In a flip-flop move reminisant of John Kerry’s 2004 presidential campaign, Rogers Wireless has reversed it’s policy regarding smart phone tethering. I’m not even going to try to speculate what’s going on internally with this company. Buried in this CBC article about Rogers’ (baffling) new data plans is this nugget:
Unlike other cellphone carriers, Rogers is allowing customers to “tether” their smartphones, or connect them to a computer and use them as a modem.
This new policy was one of the reasons I decided to jailbreak my iPhone earlier this week.
Finally got around to trying it out tonight. A quick google pulled up a very ominous looking 9 step How To. In actuality there are only 3 things you really have to set up. 1) ad-hoc network on the pc, 2) run ‘socks’ on iPhone, 3) set up SOCKS proxy connection in your browser
- 3G is fast! Speedtest.net gave me 2742 kb/s down and 246 kb/s up. That was with full bars of reception, during off-peak. This is definitely fast enough for standard browsing and not too bad for file downloads. I’ve gotten worse connections with paid wifi.

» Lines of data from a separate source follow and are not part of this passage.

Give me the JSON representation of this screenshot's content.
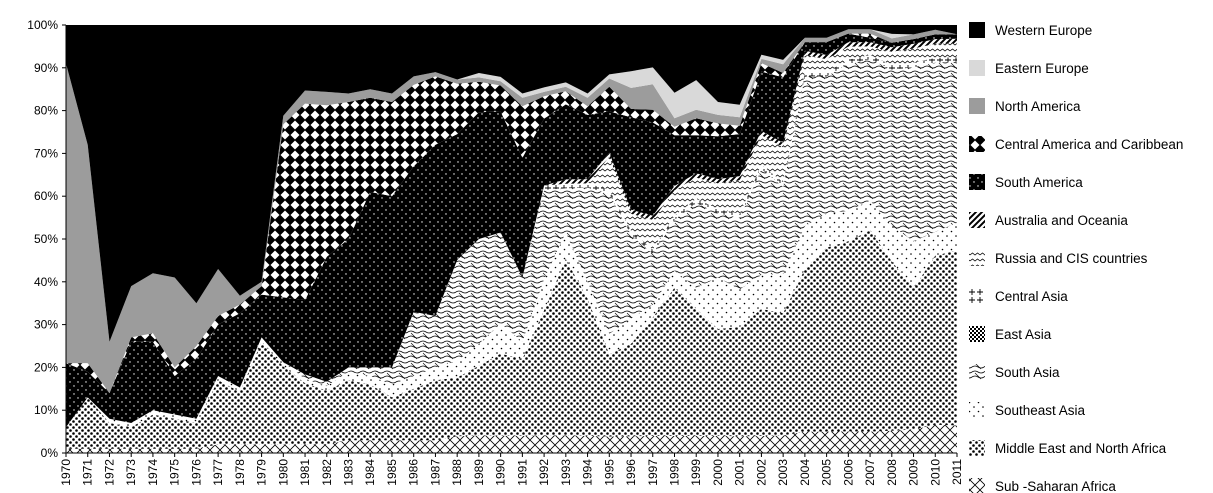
{
  "chart_data": {
    "type": "area",
    "stacked": true,
    "normalized_percent": true,
    "title": "",
    "xlabel": "",
    "ylabel": "",
    "ylim": [
      0,
      100
    ],
    "y_ticks": [
      "0%",
      "10%",
      "20%",
      "30%",
      "40%",
      "50%",
      "60%",
      "70%",
      "80%",
      "90%",
      "100%"
    ],
    "x": [
      "1970",
      "1971",
      "1972",
      "1973",
      "1974",
      "1975",
      "1976",
      "1977",
      "1978",
      "1979",
      "1980",
      "1981",
      "1982",
      "1983",
      "1984",
      "1985",
      "1986",
      "1987",
      "1988",
      "1989",
      "1990",
      "1991",
      "1992",
      "1993",
      "1994",
      "1995",
      "1996",
      "1997",
      "1998",
      "1999",
      "2000",
      "2001",
      "2002",
      "2003",
      "2004",
      "2005",
      "2006",
      "2007",
      "2008",
      "2009",
      "2010",
      "2011"
    ],
    "grid": false,
    "legend_position": "right",
    "series": [
      {
        "name": "Sub -Saharan Africa",
        "values": [
          1,
          1,
          1,
          1,
          1,
          1,
          1,
          2,
          2,
          2,
          2,
          2,
          2,
          3,
          3,
          3,
          3,
          3,
          4,
          4,
          4,
          4,
          4,
          4,
          4,
          4,
          4,
          4,
          4,
          4,
          4,
          4,
          4,
          4,
          5,
          5,
          5,
          5,
          5,
          5,
          6,
          6
        ]
      },
      {
        "name": "Middle East and North Africa",
        "values": [
          5,
          12,
          6,
          5,
          8,
          7,
          6,
          15,
          12,
          24,
          18,
          14,
          12,
          14,
          13,
          10,
          12,
          14,
          14,
          16,
          19,
          18,
          28,
          40,
          32,
          20,
          22,
          28,
          35,
          30,
          25,
          26,
          30,
          28,
          38,
          43,
          44,
          47,
          38,
          30,
          36,
          38
        ]
      },
      {
        "name": "Southeast Asia",
        "values": [
          0,
          0,
          1,
          1,
          1,
          1,
          1,
          1,
          1,
          1,
          1,
          1,
          1,
          2,
          2,
          3,
          3,
          3,
          4,
          5,
          7,
          4,
          7,
          6,
          4,
          5,
          6,
          3,
          4,
          5,
          12,
          9,
          8,
          9,
          10,
          8,
          7,
          7,
          8,
          10,
          5,
          6
        ]
      },
      {
        "name": "South Asia",
        "values": [
          0,
          0,
          0,
          0,
          0,
          0,
          0,
          0,
          0,
          0,
          0,
          1,
          1,
          1,
          2,
          4,
          15,
          12,
          24,
          24,
          21,
          15,
          20,
          10,
          22,
          34,
          20,
          12,
          12,
          20,
          15,
          17,
          25,
          20,
          35,
          32,
          34,
          33,
          35,
          37,
          36,
          35
        ]
      },
      {
        "name": "East Asia",
        "values": [
          0,
          0,
          0,
          0,
          0,
          0,
          0,
          0,
          0,
          0,
          0,
          0,
          0,
          0,
          0,
          0,
          0,
          0,
          0,
          0,
          0,
          0,
          0,
          0,
          0,
          0,
          0,
          0,
          0,
          0,
          0,
          0,
          0,
          0,
          0,
          0,
          0,
          0,
          0,
          0,
          0,
          0
        ]
      },
      {
        "name": "Central Asia",
        "values": [
          0,
          0,
          0,
          0,
          0,
          0,
          0,
          0,
          0,
          0,
          0,
          0,
          0,
          0,
          0,
          0,
          0,
          0,
          0,
          0,
          0,
          0,
          1,
          1,
          1,
          1,
          1,
          1,
          1,
          1,
          1,
          1,
          1,
          1,
          1,
          1,
          1,
          1,
          1,
          1,
          1,
          1
        ]
      },
      {
        "name": "Russia and CIS countries",
        "values": [
          0,
          0,
          0,
          0,
          0,
          0,
          0,
          0,
          0,
          0,
          0,
          0,
          0,
          0,
          0,
          0,
          0,
          0,
          0,
          0,
          0,
          0,
          0,
          0,
          0,
          8,
          4,
          7,
          6,
          5,
          6,
          8,
          7,
          8,
          4,
          3,
          3,
          2,
          3,
          3,
          3,
          3
        ]
      },
      {
        "name": "Australia and Oceania",
        "values": [
          0,
          0,
          0,
          0,
          0,
          0,
          0,
          0,
          0,
          0,
          0,
          0,
          0,
          0,
          0,
          0,
          0,
          0,
          0,
          0,
          0,
          0,
          0,
          1,
          1,
          1,
          1,
          1,
          1,
          1,
          1,
          1,
          1,
          1,
          1,
          1,
          1,
          1,
          1,
          1,
          1,
          1
        ]
      },
      {
        "name": "South America",
        "values": [
          15,
          6,
          6,
          19,
          16,
          9,
          14,
          12,
          17,
          10,
          15,
          17,
          28,
          30,
          41,
          40,
          34,
          40,
          30,
          29,
          28,
          28,
          15,
          17,
          15,
          10,
          22,
          22,
          12,
          9,
          10,
          10,
          14,
          15,
          2,
          3,
          2,
          1,
          1,
          1,
          1,
          1
        ]
      },
      {
        "name": "Central America and Caribbean",
        "values": [
          0,
          2,
          0,
          1,
          2,
          2,
          3,
          2,
          2,
          2,
          40,
          45,
          34,
          32,
          22,
          22,
          19,
          16,
          12,
          7,
          6,
          12,
          5,
          3,
          2,
          6,
          2,
          3,
          2,
          4,
          3,
          2,
          2,
          1,
          0,
          0,
          0,
          1,
          0,
          0,
          0,
          0
        ]
      },
      {
        "name": "North America",
        "values": [
          70,
          51,
          12,
          12,
          14,
          21,
          10,
          11,
          2,
          1,
          2,
          3,
          3,
          2,
          2,
          2,
          2,
          1,
          1,
          1,
          1,
          2,
          1,
          1,
          2,
          2,
          5,
          6,
          2,
          2,
          2,
          2,
          1,
          2,
          1,
          1,
          1,
          1,
          1,
          1,
          1,
          0
        ]
      },
      {
        "name": "Eastern Europe",
        "values": [
          0,
          0,
          0,
          0,
          0,
          0,
          0,
          0,
          0,
          0,
          0,
          0,
          0,
          0,
          0,
          0,
          0,
          0,
          0,
          1,
          1,
          1,
          1,
          1,
          1,
          1,
          4,
          4,
          6,
          7,
          3,
          3,
          1,
          1,
          0,
          0,
          0,
          0,
          1,
          0,
          0,
          0
        ]
      },
      {
        "name": "Western Europe",
        "values": [
          9,
          28,
          74,
          61,
          58,
          59,
          65,
          57,
          62,
          60,
          21,
          15,
          15,
          16,
          15,
          16,
          12,
          11,
          13,
          11,
          12,
          16,
          14,
          13,
          16,
          12,
          11,
          10,
          16,
          13,
          18,
          19,
          7,
          8,
          3,
          3,
          1,
          1,
          2,
          2,
          1,
          2
        ]
      }
    ]
  }
}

- Because it’s a browser based solution, it’s somewhat limiting. I suspect there’s some software available that would hook into a proxy server at on a lower level, it might even be a standard configuration setting in windows. I didn’t look into it.
- Either the socks app stopped working and/or firefox randomly forgot my proxy settings. Over the course of my 15 minute trial, I had to reset firefox’s proxy settings 5 or 6 times.
- Battery drain on the iPhone is high. You probably only have an hour max.
Overall, it’s pretty cool.
That said, I’m not entirely sure where I’d use this. Most of the time the iPhone is going to be as much internet as I need. I might use it at an airport, if I wanted to sync some podcasts before a long flight or something. I may use it if I wanted to work in a wifi-less location. Other than that, it’s a good backup incase the cable ever goes down.